Harrisonburg preserves this timely tradition, not with rural construction, but in implementing solar panels at community establishments. Area residents gathered at Eastern Mennonite School for a solar barn raising on Oct. 10 to install 357 solar panels atop the school’s upper building, the largest K-12 solar array in the city.
Nearly 50 volunteers composed of students, alumni and neighbors worked alongside Got Electric workers to install the fleet in less than five hours.
The mounted solar arrays will generate a total capacity of 136 kilowatts of power and offset a third of the total electricity used by the school’s facilities and avoid more than 141 tons of carbon dioxide pollution per year, according to a release published by the school and energy company.
Secure Futures Solar is a Staunton-based agency that installs corporate systems and offers 20-year payment plans for nonprofits, so organizations like EMS only pay the difference saved from switching to solar. The developers have also installed panels in Augusta County, Eastern Mennonite University and Gift and Thrift as well as several other schools and businesses.
Secure Futures Senior Business Development Associate Loren Swartzendruber was the eighth president at Eastern Mennonite University and said the university was Secure Future’s first solar installment project in 2010. He said the process of bringing solar energy to EMS began more than one year ago, first by analyzing 12 months of electric bills to determine if solar will benefit the building.
“They don’t have to come up with any capital investment,” Swartzendruber said. “They will start saving money starting year one. They’re modest savings in the first year.
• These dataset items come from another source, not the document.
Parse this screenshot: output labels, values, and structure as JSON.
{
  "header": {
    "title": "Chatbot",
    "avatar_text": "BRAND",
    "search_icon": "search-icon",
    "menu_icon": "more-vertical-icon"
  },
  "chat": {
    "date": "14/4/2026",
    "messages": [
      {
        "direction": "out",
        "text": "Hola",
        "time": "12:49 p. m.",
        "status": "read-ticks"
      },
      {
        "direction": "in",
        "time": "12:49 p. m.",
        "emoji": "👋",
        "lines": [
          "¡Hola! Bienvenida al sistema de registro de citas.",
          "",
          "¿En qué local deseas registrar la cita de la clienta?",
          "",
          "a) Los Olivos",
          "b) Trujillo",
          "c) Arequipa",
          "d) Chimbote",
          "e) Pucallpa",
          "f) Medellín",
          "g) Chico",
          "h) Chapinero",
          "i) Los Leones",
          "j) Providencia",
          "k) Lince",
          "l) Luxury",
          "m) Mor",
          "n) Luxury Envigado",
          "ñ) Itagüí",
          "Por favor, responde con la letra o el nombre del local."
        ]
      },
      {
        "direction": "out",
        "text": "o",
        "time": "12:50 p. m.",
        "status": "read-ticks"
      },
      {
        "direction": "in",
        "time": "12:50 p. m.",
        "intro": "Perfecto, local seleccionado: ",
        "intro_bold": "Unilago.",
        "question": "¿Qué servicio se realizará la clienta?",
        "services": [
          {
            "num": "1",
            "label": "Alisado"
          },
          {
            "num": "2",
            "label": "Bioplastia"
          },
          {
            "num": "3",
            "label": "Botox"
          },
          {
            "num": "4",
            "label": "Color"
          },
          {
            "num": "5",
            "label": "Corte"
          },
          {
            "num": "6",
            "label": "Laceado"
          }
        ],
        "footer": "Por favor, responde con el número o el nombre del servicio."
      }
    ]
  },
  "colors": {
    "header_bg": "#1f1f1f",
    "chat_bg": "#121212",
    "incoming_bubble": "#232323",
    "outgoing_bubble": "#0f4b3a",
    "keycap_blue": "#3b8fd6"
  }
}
It sometimes can be three, four, five thousand dollars in the first year.”
In the first 20 years, the company will maintain the energy system, providing support for EMS to generate electricity at a cost lower than typically available from its utility power provider, Harrisonburg Electric Commission.
Paul Leaman, head of school, also has solar installed on his home and said the school always looks at ways to be greener, such as recycling the shell of an old building when moving the elementary campus onto Parkwood Drive.
Senior Rahel Lema was among the student volunteers working to assemble the panels last weekend. With aspirations to pursue a degree in chemistry or biochemistry, Lema said Leaman invited her to participate and observe her studies applied to reality.
Lema said working alongside strangers brought together by mutual support for renewable energy and community contributed to the joy of bringing proactive environmental change to her school.
“[It] was really cool to see it come together and do what we believe in,” she said. “We use quite a bit of energy, so to be able to find that alternative and see those long-term effects, knowing it’ll be positive, is what I think is really great for our school and community.”
In addition to the solar panels, Secure Futures provides free lesson plans and materials created by the National Energy Education Development for hands-on applied learning about solar energy in studies such as science and economics.
Jeff Heie is a local advocate for solar energy and has volunteered in other solar barn raisings in Harrisonburg and abroad. He said the first local installation he was involved with was the 180 power-generating solar panels project at Gift and Thrift in 2013.
Heie said the events are opportunities for communal learning, harkening back to the centuries-old Mennonite tradition of barn raisings.
“There’s a lot of symbolism in it with people coming together to collaboratively help make this possible, and it’s also meant to be an educational experience for people who don’t know much about solar,” he said. “It’s their chance to get up on the roof and see how simple the technology is and demystify solar.”
The installment was previously planned for Aug. 7 but was pushed back due to the COVID-19 pandemic’s impact on the supply chain and delayed shipping.
Leaman said EMS ran a fundraiser for the solar power installation at the end of the year but cut it short when pandemic concerns arose, but it raised more than $100,000, which Leaman said should grant the school full ownership of the system in about six years.
While the system is financially beneficial to the school, Leaman said the greatest benefit is introducing students to real-time renewable energy and demonstrate the feasibility of installation to the broader community.
“Just the visibility of them being on campus will be hopefully inspirational to students and aspirational in terms of having a tangible change on their lives as they get older,” he said. “ We really wanted to emphasize that this is doable. It’s doable for an organization. For a fairly large array, for a small business. It’s doable for residents.”